Da Redação
Uma das três empresas citadas no contrato suspeito de desvios de mais de R$ 768,3 milhões, alvo de inspeção do Tribunal de Contas do Estado (TCE), a Construsan Construtora e Incorporadora Ltda. já foi denunciada pelo Ministério Público Federal (MPF) no Tocantins. Na ocasião, o MPF propôs denúncia à Justiça Federal por desvio de recursos oriundos da extinta Superintendência para o Desenvolvimento da Amazônia (Sudam). As informações foram publicadas em agosto de 2009 pela assessoria de imprensa do MPF.

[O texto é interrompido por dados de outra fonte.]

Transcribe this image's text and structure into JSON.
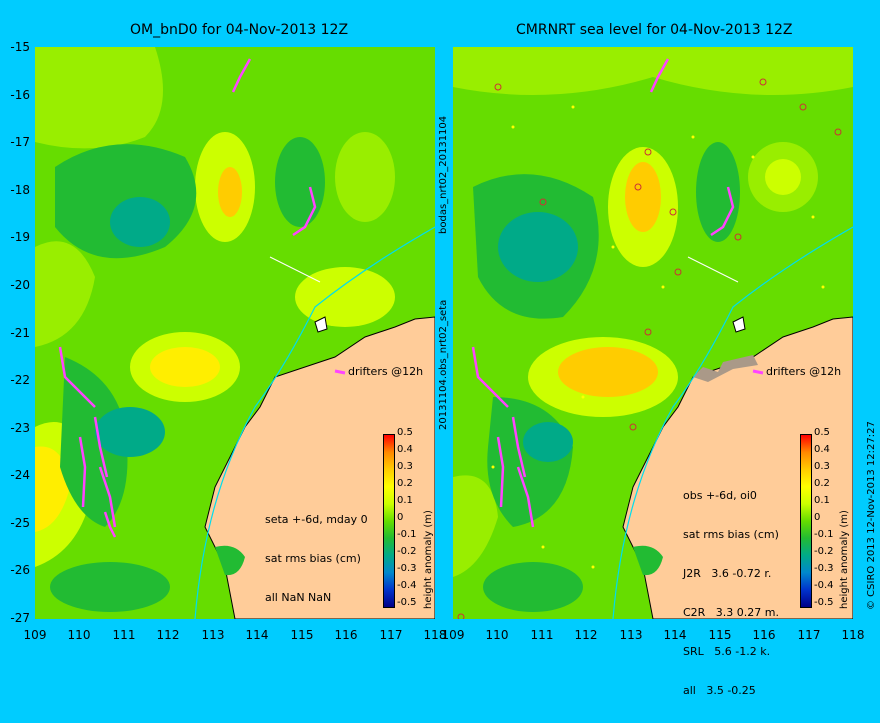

Conforme o ministério, em julho de 1999 os empresários Alexandre Lemos Barros e Terezinha Europeu Barros obtiveram indevidamente financiamento para o projeto Indústria de Pré Moldados da Amazônia S/A (Ipasa), com unidades de produção em Palmas, Araguaína e Gurupi. Do total do projeto, R$ 5.690.000,00, foram repassados à empresa R$ 3.351.500,00 referentes a três parcelas liberadas entre os anos de 1999 e 2000.
Como contrapartida, deveria ser investido pelos empresários o mesmo valor disponibilizado em recursos federais. Os acusados teriam ludibriado a Sudam desde o início do contrato, pois a Ipasa era uma empresa de fachada usada para desviar recursos para a verdadeira empresa da dupla, a Construsan - esta sim sociedade empresária real e operante, a qual teria se beneficiado de todas as verbas da Sudam.
Inspeção aprovada pelo TCE vai apurar um suposto desvio de mais de R$ 768 milhões de um único contrato da Secretaria de Infraestrutura (Seinf) do Estado do Tocantins na gestão de Marcelo Miranda (PMDB), governador cassado pela Justiça Eleitoral por abuso de poder político nas eleições de 2006.